Je ne me suis jamais inquiétée lors de prendre l'avion, il s'agit
toujours plutôt d'une aventure. Il ne sert à rien d'avoir peur d'un engin aussi
grand et aussi puissant lorsqu'on est à l'intérieur.
Je me disais chaque fois qu'il n'y avait
que deux options: j'arriverais chez moi ou pas du tout. Les deux cas étaient
bons, car si je ne rentrais plus chez moi je me disais que je serais morte. Et
une fois morte il n'y avait rien à craindre. Le problème serait pour les
autres, mais je ne serais même pas là pour voir leur douleur. C'est égoïste, je
le reconnais, mais lorsqu'il s'agit d'éviter d'avoir peur presque tout exercice
mental est bon.
Mais j'étais naïve, je n'ai jamais pensé
que cela pouvait arriver aux autres, aux personnes que j'aimais. C'était bien
plus facile penser que ça pouvait m'arriver qu'à moi, comme ça je n'avais pas à
craindre. J'aurais donné ma vie sept fois avant de voir quelqu'un disparaitre
et de souffrir sa perte. J'ai vu, sans tout à fait comprendre, que certaines
peurs surgissent plutôt du fait que l'on ne peut tolérer voir qui on aime se
faire mal.

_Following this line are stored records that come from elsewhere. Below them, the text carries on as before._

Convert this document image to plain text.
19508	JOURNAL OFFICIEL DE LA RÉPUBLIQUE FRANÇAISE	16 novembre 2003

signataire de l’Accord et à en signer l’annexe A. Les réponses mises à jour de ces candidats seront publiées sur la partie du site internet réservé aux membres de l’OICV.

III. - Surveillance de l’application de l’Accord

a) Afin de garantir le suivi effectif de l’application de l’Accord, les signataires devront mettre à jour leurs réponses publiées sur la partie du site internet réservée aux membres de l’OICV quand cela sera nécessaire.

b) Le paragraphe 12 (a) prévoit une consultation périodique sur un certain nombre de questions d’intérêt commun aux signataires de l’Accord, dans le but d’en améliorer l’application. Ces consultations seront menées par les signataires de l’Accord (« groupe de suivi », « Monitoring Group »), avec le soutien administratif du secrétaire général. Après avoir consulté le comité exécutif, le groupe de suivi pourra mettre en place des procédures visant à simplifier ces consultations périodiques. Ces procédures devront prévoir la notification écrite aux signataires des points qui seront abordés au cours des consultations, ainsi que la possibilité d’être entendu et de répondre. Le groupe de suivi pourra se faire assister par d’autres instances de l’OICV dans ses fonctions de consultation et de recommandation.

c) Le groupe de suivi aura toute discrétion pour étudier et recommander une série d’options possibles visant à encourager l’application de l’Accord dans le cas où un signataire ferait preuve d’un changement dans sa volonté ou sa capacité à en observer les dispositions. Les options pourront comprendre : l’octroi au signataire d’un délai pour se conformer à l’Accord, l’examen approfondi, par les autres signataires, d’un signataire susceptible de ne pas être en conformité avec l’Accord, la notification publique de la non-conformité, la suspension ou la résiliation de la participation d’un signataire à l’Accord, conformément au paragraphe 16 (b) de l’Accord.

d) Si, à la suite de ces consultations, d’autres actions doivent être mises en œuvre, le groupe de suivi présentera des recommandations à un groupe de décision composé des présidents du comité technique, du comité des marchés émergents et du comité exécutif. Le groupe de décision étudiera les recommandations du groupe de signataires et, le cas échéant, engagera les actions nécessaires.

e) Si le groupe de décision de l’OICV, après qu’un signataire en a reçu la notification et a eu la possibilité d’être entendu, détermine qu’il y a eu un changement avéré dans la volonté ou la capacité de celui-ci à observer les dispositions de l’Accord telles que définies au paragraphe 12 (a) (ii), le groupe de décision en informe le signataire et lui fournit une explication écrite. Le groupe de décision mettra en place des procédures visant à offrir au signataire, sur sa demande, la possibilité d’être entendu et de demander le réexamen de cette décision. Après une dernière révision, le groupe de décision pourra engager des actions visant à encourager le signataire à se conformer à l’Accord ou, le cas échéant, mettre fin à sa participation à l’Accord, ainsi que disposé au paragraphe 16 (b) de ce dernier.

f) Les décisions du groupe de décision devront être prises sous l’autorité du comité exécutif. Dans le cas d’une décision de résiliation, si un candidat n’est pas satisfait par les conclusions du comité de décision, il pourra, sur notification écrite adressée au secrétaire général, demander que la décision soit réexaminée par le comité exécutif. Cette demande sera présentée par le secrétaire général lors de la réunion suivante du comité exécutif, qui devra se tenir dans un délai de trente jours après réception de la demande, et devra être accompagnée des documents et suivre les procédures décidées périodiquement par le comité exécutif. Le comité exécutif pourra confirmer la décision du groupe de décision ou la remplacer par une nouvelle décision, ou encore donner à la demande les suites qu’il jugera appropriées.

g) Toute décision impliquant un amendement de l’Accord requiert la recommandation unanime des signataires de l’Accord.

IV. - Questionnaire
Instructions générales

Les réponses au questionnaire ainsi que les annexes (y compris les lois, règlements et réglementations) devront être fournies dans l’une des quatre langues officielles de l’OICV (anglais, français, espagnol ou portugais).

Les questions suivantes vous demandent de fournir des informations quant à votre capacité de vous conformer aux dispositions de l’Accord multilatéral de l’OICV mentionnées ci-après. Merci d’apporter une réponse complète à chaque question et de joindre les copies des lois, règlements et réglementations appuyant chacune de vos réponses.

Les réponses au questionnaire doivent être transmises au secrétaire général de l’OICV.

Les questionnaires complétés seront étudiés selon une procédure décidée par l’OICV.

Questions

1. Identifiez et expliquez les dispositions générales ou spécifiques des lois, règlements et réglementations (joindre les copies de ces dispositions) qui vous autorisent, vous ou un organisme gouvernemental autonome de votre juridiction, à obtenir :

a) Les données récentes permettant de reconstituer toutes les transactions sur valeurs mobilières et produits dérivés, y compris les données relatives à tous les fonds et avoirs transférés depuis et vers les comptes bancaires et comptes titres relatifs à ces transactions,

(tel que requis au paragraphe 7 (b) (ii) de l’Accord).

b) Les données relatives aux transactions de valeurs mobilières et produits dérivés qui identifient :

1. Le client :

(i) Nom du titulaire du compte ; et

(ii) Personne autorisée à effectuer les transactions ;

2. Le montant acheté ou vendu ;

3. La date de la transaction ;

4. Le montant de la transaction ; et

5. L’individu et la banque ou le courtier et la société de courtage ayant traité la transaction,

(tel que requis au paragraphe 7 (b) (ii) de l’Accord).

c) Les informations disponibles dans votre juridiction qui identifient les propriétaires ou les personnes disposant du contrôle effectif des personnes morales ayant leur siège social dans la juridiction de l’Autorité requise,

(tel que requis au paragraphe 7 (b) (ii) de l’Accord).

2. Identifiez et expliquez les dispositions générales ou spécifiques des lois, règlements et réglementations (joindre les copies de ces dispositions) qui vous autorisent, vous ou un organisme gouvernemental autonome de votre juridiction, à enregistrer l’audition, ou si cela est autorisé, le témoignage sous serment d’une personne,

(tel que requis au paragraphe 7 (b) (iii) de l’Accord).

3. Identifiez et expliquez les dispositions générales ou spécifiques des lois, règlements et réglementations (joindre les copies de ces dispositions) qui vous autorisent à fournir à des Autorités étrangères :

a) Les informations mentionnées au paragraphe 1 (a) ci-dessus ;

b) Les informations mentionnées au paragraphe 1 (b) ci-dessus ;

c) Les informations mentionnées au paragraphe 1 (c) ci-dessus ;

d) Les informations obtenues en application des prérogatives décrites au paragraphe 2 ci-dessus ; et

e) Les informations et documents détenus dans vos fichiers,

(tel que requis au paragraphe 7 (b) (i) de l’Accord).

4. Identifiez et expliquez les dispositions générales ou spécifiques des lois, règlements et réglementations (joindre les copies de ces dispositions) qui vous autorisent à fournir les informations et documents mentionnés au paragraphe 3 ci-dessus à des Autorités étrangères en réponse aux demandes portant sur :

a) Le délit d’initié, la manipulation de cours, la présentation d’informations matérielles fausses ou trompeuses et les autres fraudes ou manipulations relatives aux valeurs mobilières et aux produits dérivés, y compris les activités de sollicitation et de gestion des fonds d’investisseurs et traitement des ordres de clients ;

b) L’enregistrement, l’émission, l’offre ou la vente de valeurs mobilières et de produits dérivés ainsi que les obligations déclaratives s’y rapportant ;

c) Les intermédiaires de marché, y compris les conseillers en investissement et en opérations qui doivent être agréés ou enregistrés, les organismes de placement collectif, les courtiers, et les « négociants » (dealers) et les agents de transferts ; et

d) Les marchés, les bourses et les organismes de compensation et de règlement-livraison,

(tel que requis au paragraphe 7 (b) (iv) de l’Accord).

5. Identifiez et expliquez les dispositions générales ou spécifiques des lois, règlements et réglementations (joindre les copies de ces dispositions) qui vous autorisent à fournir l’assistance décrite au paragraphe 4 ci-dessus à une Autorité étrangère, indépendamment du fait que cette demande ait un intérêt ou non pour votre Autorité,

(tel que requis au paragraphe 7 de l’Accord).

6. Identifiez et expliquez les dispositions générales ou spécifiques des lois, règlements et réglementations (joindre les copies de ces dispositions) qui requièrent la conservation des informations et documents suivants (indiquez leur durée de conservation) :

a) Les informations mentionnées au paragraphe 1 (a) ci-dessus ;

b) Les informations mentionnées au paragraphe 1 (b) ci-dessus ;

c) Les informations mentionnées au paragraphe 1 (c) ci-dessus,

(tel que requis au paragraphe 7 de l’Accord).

Et que même lorsqu’on n’avait pas peur de nous faire mal, la
souffrance chez l'autre nous blessait.
Toute légèreté est impossible maintenant,
le temps passe et ma conscience grandit. La peur de tout perdre est parfois
insurmontable, elle saisit tout mon corps et me laisse voir à quel point je
suis petite. Ce sont les autres qui sont énormes, ils ocupent toute la place de
cet univers et de tout autre univers.
Mais tout va bien, puisque j'ai tout
imaginé, puisque je fais des cauchemars les yeux ouverts. J'ai tout absolument
tout imaginé et pourtant je l'ai senti.